Du côté du gouvernement, si on sait le blocage total sur l’âge de départ, on aimerait au moins voir les syndicats réformistes saluer les quelques évolutions consenties par l’exécutif. « Nous avons passé quatre mois à travailler avec les syndicats. […] Les organisations syndicales, beaucoup d’entre elles, nous avaient dit aussi qu’il y avait un certain nombre de sujets qui pouvaient être considérés comme des avancées. J’aimerais que dans les jours de débat qui nous restent, on puisse retrouver cet équilibre », a espéré dimanche sur France 3 Olivier Dussopt, qui souligne que « sur les questions de prévention en matière de pénibilité, sur les carrières longues, sur les droits familiaux, il y a une forme de convergence, une forme d’accord, dans la mesure où cette réforme porte aussi des progrès. […] L’âge ne peut pas tout emporter et nous devons continuer à avancer ».

« Elisabeth Borne peut négocier ce qu’elle veut à la périphérie de la réforme, au centre, elle doit être retirée, il n’y a pas d’autre solution »

Cette stratégie qui consiste à essayer de se rapprocher des syndicats réformistes, ou ceux plus ouverts à la négociation, semble pour le moment être peine perdue. « Vous ne pouvez pas rester sourd à ce qui s’exprime dans la rue et l’opinion. Il faut remettre l’ouvrage sur le métier. Et à défaut, parce que ce sera le moment où le texte sera au sénat, le 7 mars, on fera à nouveau une démonstration », a prévenu Laurent Berger sur RTL.

« Cette réforme est très injuste, brutale. Elisabeth Borne peut négocier ce qu’elle veut à la périphérie de la réforme, au centre, elle doit être retirée, il n’y a pas d’autre solution. C’est quand même une réforme qui dit de travailler deux ans de plus, alors qu’à l’Assemblée, on a fait voter la suppression définitive de la CVAE pour les entreprises. La motivation de la réforme, c’est que l’Etat a besoin d’argent. On se fout de qui ? C’est insupportable », lance pour sa part François Hommeril, qui insiste :

La seule issue, c’est le retrait du projet.

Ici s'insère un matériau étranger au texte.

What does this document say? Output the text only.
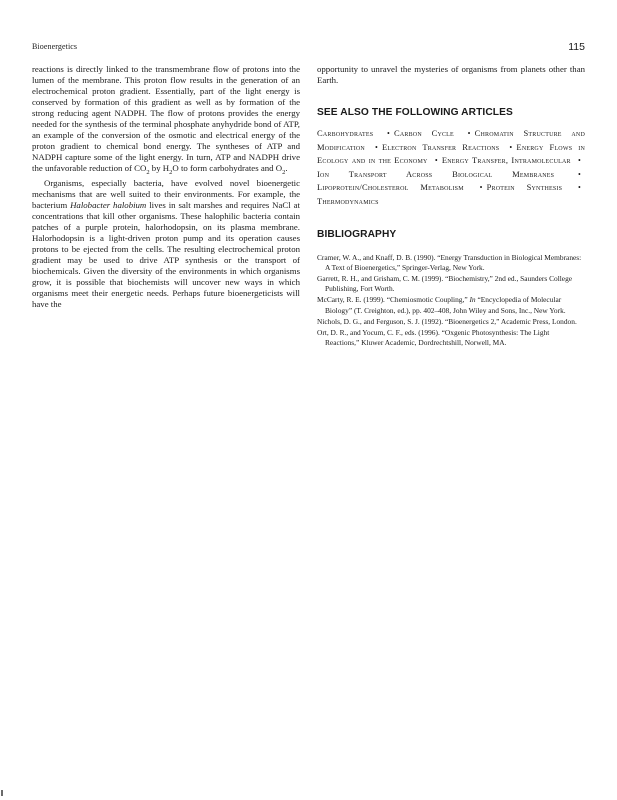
Bioenergetics	115

reactions is directly linked to the transmembrane flow of protons into the lumen of the membrane. This proton flow results in the generation of an electrochemical proton gradient. Essentially, part of the light energy is conserved by formation of this gradient as well as by formation of the strong reducing agent NADPH. The flow of protons provides the energy needed for the synthesis of the terminal phosphate anyhydride bond of ATP, an example of the conversion of the osmotic and electrical energy of the proton gradient to chemical bond energy. The syntheses of ATP and NADPH capture some of the light energy. In turn, ATP and NADPH drive the unfavorable reduction of $CO_2$ by $H_2O$ to form carbohydrates and $O_2$.

Organisms, especially bacteria, have evolved novel bioenergetic mechanisms that are well suited to their environments. For example, the bacterium Halobacter halobium lives in salt marshes and requires NaCl at concentrations that kill other organisms. These halophilic bacteria contain patches of a purple protein, halorhodopsin, on its plasma membrane. Halorhodopsin is a light-driven proton pump and its operation causes protons to be ejected from the cells. The resulting electrochemical proton gradient may be used to drive ATP synthesis or the transport of biochemicals. Given the diversity of the environments in which organisms grow, it is possible that biochemists will uncover new ways in which organisms meet their energetic needs. Perhaps future bioenergeticists will have the

opportunity to unravel the mysteries of organisms from planets other than Earth.

SEE ALSO THE FOLLOWING ARTICLES
Carbohydrates • Carbon Cycle • Chromatin Structure and Modification • Electron Transfer Reactions • Energy Flows in Ecology and in the Economy • Energy Transfer, Intramolecular •Ion Transport Across Biological Membranes	•Lipoprotein/Cholesterol Metabolism • Protein Synthesis •Thermodynamics
BIBLIOGRAPHY

Cramer, W. A., and Knaff, D. B. (1990). “Energy Transduction in Biological Membranes: A Text of Bioenergetics,” Springer-Verlag, New York.

Garrett, R. H., and Grisham, C. M. (1999). “Biochemistry,” 2nd ed., Saunders College Publishing, Fort Worth.

McCarty, R. E. (1999). “Chemiosmotic Coupling,” In “Encyclopedia of Molecular Biology” (T. Creighton, ed.), pp. 402–408, John Wiley and Sons, Inc., New York.

Nichols, D. G., and Ferguson, S. J. (1992). “Bioenergetics 2,” Academic Press, London.

Ort, D. R., and Yocum, C. F., eds. (1996). “Oxgenic Photosynthesis: The Light Reactions,” Kluwer Academic, Dordrechtshill, Norwell, MA.
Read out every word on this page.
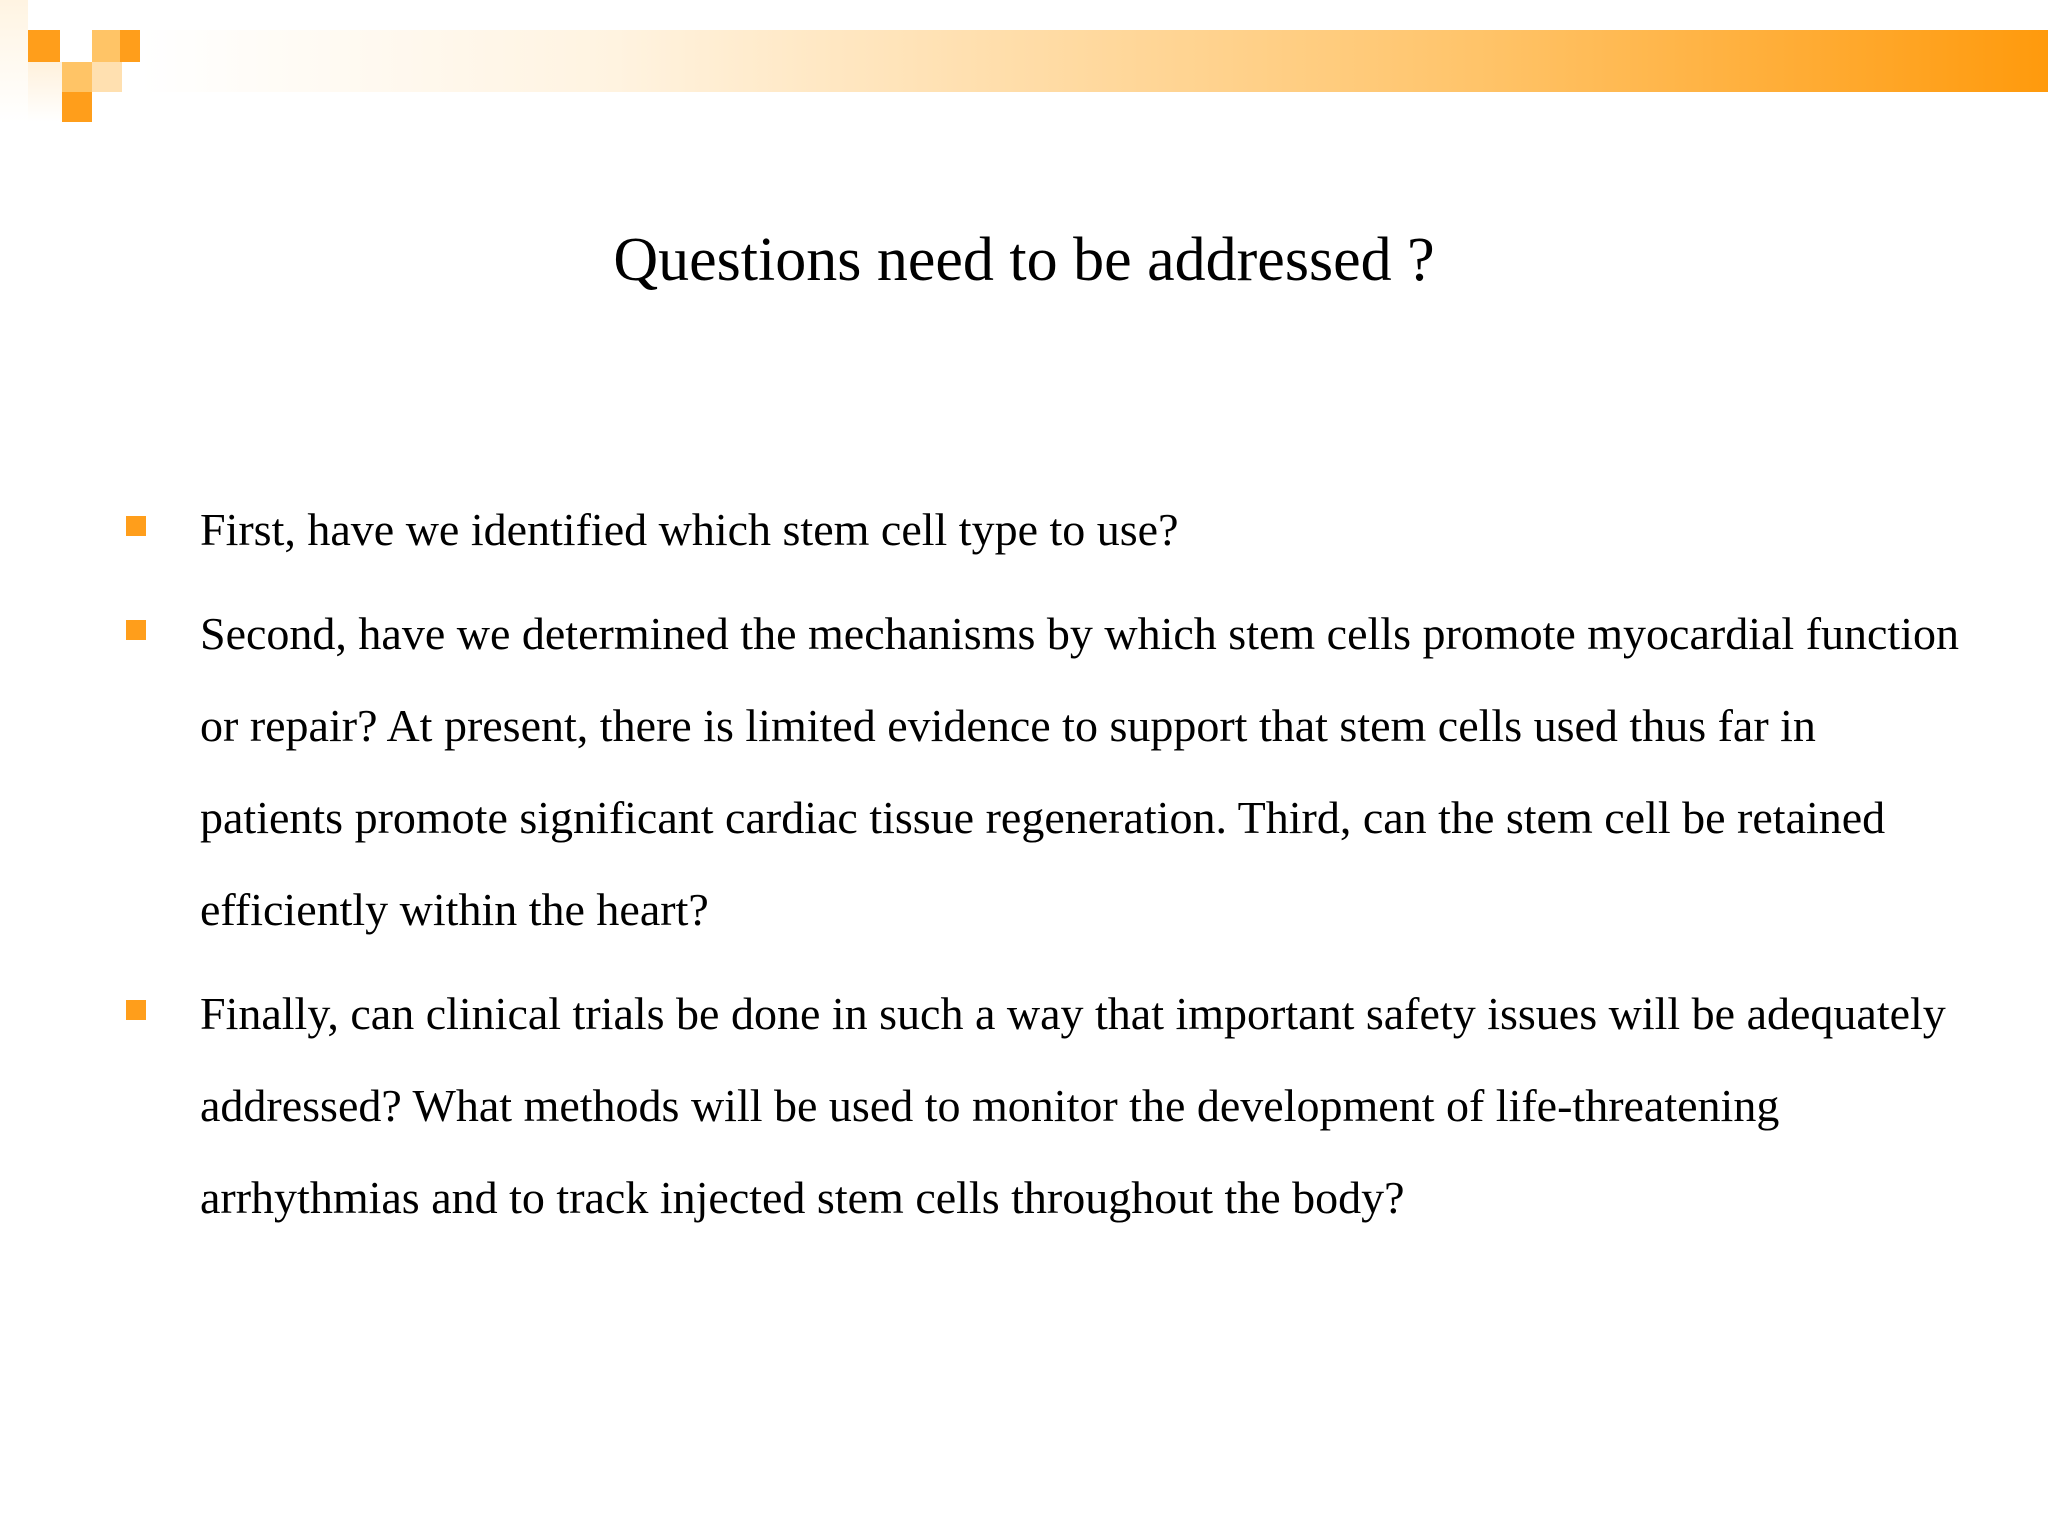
Questions need to be addressed ?
First, have we identified which stem cell type to use?
Second, have we determined the mechanisms by which stem cells promote myocardial function or repair? At present, there is limited evidence to support that stem cells used thus far in patients promote significant cardiac tissue regeneration. Third, can the stem cell be retained efficiently within the heart?
Finally, can clinical trials be done in such a way that important safety issues will be adequately addressed? What methods will be used to monitor the development of life-threatening arrhythmias and to track injected stem cells throughout the body?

Après une nouvelle journée de manifestation le 16 février, les syndicats entendent donc monter en intensité le 7 mars, avec l’idée de mettre « la France à l’arrêt ». Ce sera « des activités qui seraient arrêtées par la grève. Cela peut être aussi des commerçants qui tirent le rideau, des manifestations plus symboliques », explique le responsable de la CFE-CGC. Mais alors que la CGT-cheminot envisage une grève reconductible à partir du 7 mars et que Laurent Berger n’en soutient pas le principe, un début de divergence entre syndicats commence-t-il à apparaître ? « Sûrement pas », assure François Hommeril, « c’est comme ça depuis le début. L’intersyndical rassemble. Après, chaque organisation assume des différences dans la façon de mobiliser. C’est vrai pour nous, pour la CGT, pour la CFDT. […] A ce stade, c’est le 7 mars, avec France à l’arrêt. On est totalement solidaire de cet appel ». Du côté de la RATP, une grève reconductible a été décidée à partir de la même date. Et ici, elle est à l’appel de l’intersyndicale, qui rassemble CGT, FO, Unsa et CFE-CGC.